Spotting inter-cell communications
Challenge
Many diseases, including cancers, diabetes and heart disease increase the number of small cell particles, extracellular vesicles (EV) or microvesicles in the bloodstream. These have recently been discovered to both indicate disease and also play an important role in spreading cancer around the body. Being able to make earlier disease diagnosis, monitor the effectiveness of treatments, and potentially deliver drugs to target cells could all be possible by measuring and using blood borne EV.
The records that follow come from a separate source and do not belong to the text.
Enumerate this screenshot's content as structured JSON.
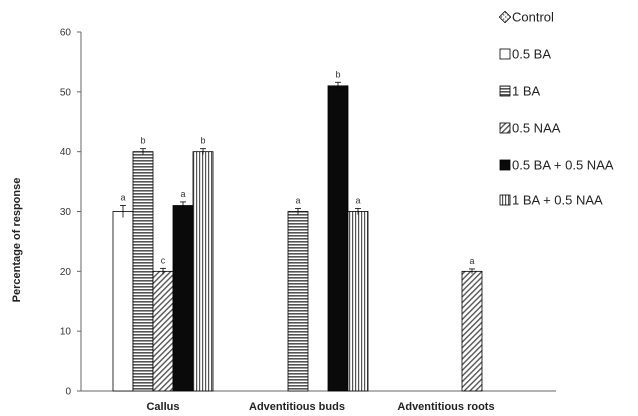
{
  "chart_data": {
    "type": "bar",
    "ylabel": "Percentage of response",
    "ylim": [
      0,
      60
    ],
    "yticks": [
      0,
      10,
      20,
      30,
      40,
      50,
      60
    ],
    "categories": [
      "Callus",
      "Adventitious buds",
      "Adventitious roots"
    ],
    "grid": false,
    "legend_position": "right",
    "series": [
      {
        "name": "Control",
        "pattern": "dots",
        "values": [
          null,
          null,
          null
        ],
        "errors": [
          null,
          null,
          null
        ],
        "letters": [
          null,
          null,
          null
        ]
      },
      {
        "name": "0.5 BA",
        "pattern": "white",
        "values": [
          30,
          null,
          null
        ],
        "errors": [
          1,
          null,
          null
        ],
        "letters": [
          "a",
          null,
          null
        ]
      },
      {
        "name": "1 BA",
        "pattern": "hstripe",
        "values": [
          40,
          30,
          null
        ],
        "errors": [
          0.5,
          0.5,
          null
        ],
        "letters": [
          "b",
          "a",
          null
        ]
      },
      {
        "name": "0.5 NAA",
        "pattern": "diagonal",
        "values": [
          20,
          null,
          20
        ],
        "errors": [
          0.5,
          null,
          0.4
        ],
        "letters": [
          "c",
          null,
          "a"
        ]
      },
      {
        "name": "0.5 BA + 0.5 NAA",
        "pattern": "solid",
        "values": [
          31,
          51,
          null
        ],
        "errors": [
          0.6,
          0.6,
          null
        ],
        "letters": [
          "a",
          "b",
          null
        ]
      },
      {
        "name": "1 BA + 0.5 NAA",
        "pattern": "vstripe",
        "values": [
          40,
          30,
          null
        ],
        "errors": [
          0.5,
          0.5,
          null
        ],
        "letters": [
          "b",
          "a",
          null
        ]
      }
    ],
    "colors": {
      "stroke": "#000000",
      "solid": "#0a0a0a",
      "hatch": "#555555",
      "axis": "#666666"
    }
  }
}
Before EV can be used for any of these purposes, we need reliable, reproducible and standardisable ways to measure them. This presents a number of challenges, the first of which is preparing high quality blood samples for measurement. Preparation methods must ensure that EV are retained in the sample for analysis whilst contaminating molecules that will interfere with EV detection are removed. Reliable, accurate, standardised methods are needed for collecting samples, separating out the small EV particles, and storing them before measurement.
Solution
The EMRP Project Metrological characterisation of microvesicles from body fluids as non-invasive diagnostic biomarkers identified optimal procedures for EV blood sample collection, and its preparation and storage prior to analysis. The project developed a recommended approach for EV collection and purification. It identified that rapid freezing in liquid nitrogen and maintaining at -80 °C was important in ensuring samples did not deteriorate before analysis.
One of the most important findings of the project was that traditional separation methods, which involve ultra-centrifugation - spinning samples at very high speed – has problems that prevent the production of reproducible samples. The team found that ultra-centrifugation leads to the loss of some EV particles; extreme pressures experienced in repeated spin cycles can damage EV particle structures and collection of other materials along with EV can affect result accuracy.
The project demonstrated that size exclusion chromatography (SEC) - a separation method in which the sample is filtered through a ‘mesh’ – is a robust and reproducible EV sample separation method, which produces pure EV samples. This has the potential to open up the use of EV for disease diagnosis.
Impact
Izon Science, a manufacturer of precision instrumentation for nano- and micro-scale particle analysis, has taken the project’s SEC EV separation method and generated an easy to use kit for clinics and medical researchers. The kit is inexpensive and only requires 15 minutes to produce a pure EV sample, a huge advance on the 2-3 hours required by the less accurate centrifuging technique.
Over 250 labs worldwide are now using the improved EV sample preparation methods developed in the project - highlighting the growing interest in these micro-particles for medical research. The project’s sample preparation methods have been incorporated into good practice guidance being drafted by the leading international bodies involved in EV research. This is a first step towards a new ISO standard for EV separation and analysis which will lay the foundations for using EV measurements in new point of care diagnostic devices.
EV research, especially that examining communication between cells, is advancing rapidly, and holds huge promise in the diagnosis and treatment of many serious diseases. The approaches identified by this project, and the kits commercialised by Izon, will be critical to ensuring the quality of samples on which this research depends.